Alteration of hepato-lipidomic homeostasis in A/J mice fed an environmentally relevant PFAS mixture.

ABSTRACT

In the present study, we have investigated liver lipid homeostasis and corresponding changes in transcript and functional product levels in A/J mice exposed to environmental relevant concentration of per- and polyfluoroalkyl substances (PFAS) mixture. Mice were fed environmentally relevant concentrations of a PFAS mixture during a period of 10 weeks. The concentrations of the 8 individual PFAS in the mixture were chosen based on measured concentrations in earthworms at a Norwegian skiing area. Our data show high liver accumulation of ∑PFAS in exposed mice, which paralleled significant elevation in body weight and hepatosomatic index (HSI) of male mice. UPC2 -MS/MS analysis in both positive and negative mode, respectively, indicated significant differences between control and exposure groups in the liver of exposed mice.
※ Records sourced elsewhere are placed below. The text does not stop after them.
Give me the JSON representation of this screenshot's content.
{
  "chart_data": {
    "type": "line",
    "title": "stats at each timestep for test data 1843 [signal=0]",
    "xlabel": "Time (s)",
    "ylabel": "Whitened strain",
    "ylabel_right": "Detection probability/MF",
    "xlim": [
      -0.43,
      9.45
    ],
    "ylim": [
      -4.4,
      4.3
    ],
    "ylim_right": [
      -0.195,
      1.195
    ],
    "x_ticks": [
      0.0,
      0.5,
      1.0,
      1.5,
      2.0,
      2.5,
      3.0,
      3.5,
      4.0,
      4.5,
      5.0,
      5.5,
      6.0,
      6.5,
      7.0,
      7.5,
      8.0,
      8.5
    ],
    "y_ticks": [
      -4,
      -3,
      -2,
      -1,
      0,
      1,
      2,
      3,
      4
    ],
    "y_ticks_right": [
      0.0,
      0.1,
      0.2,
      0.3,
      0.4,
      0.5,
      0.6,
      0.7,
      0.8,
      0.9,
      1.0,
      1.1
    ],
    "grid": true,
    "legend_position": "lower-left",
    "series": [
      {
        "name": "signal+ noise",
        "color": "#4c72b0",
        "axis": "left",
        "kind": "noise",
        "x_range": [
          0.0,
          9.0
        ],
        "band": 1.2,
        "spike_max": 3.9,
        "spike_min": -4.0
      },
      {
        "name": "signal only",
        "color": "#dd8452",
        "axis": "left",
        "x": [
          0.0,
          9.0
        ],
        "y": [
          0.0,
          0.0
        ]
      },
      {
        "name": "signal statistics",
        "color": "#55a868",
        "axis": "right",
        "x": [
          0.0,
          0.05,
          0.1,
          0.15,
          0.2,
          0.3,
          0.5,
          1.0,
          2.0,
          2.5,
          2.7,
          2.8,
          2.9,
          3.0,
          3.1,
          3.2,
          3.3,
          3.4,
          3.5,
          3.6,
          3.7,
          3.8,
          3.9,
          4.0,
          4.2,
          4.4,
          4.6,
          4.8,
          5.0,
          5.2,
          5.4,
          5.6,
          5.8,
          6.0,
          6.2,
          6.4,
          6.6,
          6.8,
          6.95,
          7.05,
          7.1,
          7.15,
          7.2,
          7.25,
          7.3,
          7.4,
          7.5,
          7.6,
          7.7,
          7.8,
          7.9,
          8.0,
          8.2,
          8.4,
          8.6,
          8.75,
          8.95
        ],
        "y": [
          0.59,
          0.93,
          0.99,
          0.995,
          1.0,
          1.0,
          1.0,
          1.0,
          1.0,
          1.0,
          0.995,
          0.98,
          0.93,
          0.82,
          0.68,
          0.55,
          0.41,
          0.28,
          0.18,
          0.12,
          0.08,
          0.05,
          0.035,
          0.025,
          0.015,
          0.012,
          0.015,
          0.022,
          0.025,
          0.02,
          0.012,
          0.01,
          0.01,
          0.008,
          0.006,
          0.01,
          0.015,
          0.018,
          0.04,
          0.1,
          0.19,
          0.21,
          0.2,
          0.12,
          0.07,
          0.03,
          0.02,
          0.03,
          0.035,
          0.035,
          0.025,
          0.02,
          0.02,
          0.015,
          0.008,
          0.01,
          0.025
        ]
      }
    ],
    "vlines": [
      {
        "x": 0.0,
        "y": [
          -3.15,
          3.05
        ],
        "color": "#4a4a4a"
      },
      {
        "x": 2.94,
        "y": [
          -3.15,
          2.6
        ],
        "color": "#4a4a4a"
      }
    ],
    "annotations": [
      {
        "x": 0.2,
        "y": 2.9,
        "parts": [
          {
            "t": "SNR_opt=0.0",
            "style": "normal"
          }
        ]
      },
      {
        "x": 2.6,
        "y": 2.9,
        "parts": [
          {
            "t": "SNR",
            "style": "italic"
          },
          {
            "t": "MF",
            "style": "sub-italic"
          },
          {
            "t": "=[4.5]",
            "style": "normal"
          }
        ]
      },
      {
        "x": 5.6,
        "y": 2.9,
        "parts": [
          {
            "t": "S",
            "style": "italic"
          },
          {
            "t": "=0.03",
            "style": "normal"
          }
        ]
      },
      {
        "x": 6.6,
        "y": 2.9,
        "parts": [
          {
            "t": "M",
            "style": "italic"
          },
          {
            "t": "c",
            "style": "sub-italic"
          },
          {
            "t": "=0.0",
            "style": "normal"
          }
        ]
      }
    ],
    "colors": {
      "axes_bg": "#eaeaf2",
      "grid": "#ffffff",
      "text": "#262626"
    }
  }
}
Principal component analysis (PCA) of the features revealed separation of control and exposure groups in both sexes. From the significantly differential 207 lipids, only 72 were identified and shown to belong to eight different lipid classes. PCA of fatty acids (FAs) profile showed a clear separation between control and PFAS exposure groups in both female and male mice, with differential abundant levels of 5 and 4 hydrolyzed FAs, respectively. Transcript and protein analysis of genes associated with lipid homeostasis (ppar-α and ß, lxr-α and ß, rxr, fasn and srebp) showed that PFAS exposure produced sex- and individual response related alterations. Glutathione reductase (Gr) activity showed exposure-related changes in both female and male mice, compared with controls. Overall, the present study has demonstrated changes in lipid metabolism after PFAS exposure, showing that PFAS accumulation in the liver resulted to hepatotoxic effects, potential interference with membrane lipid profile and homeostasis, and oxidative stress. Given the structural similarity with FAs, interaction between PFAS and nuclear receptors such as PPARs may have severe consequences for general health and physiology in exposed animals and humans.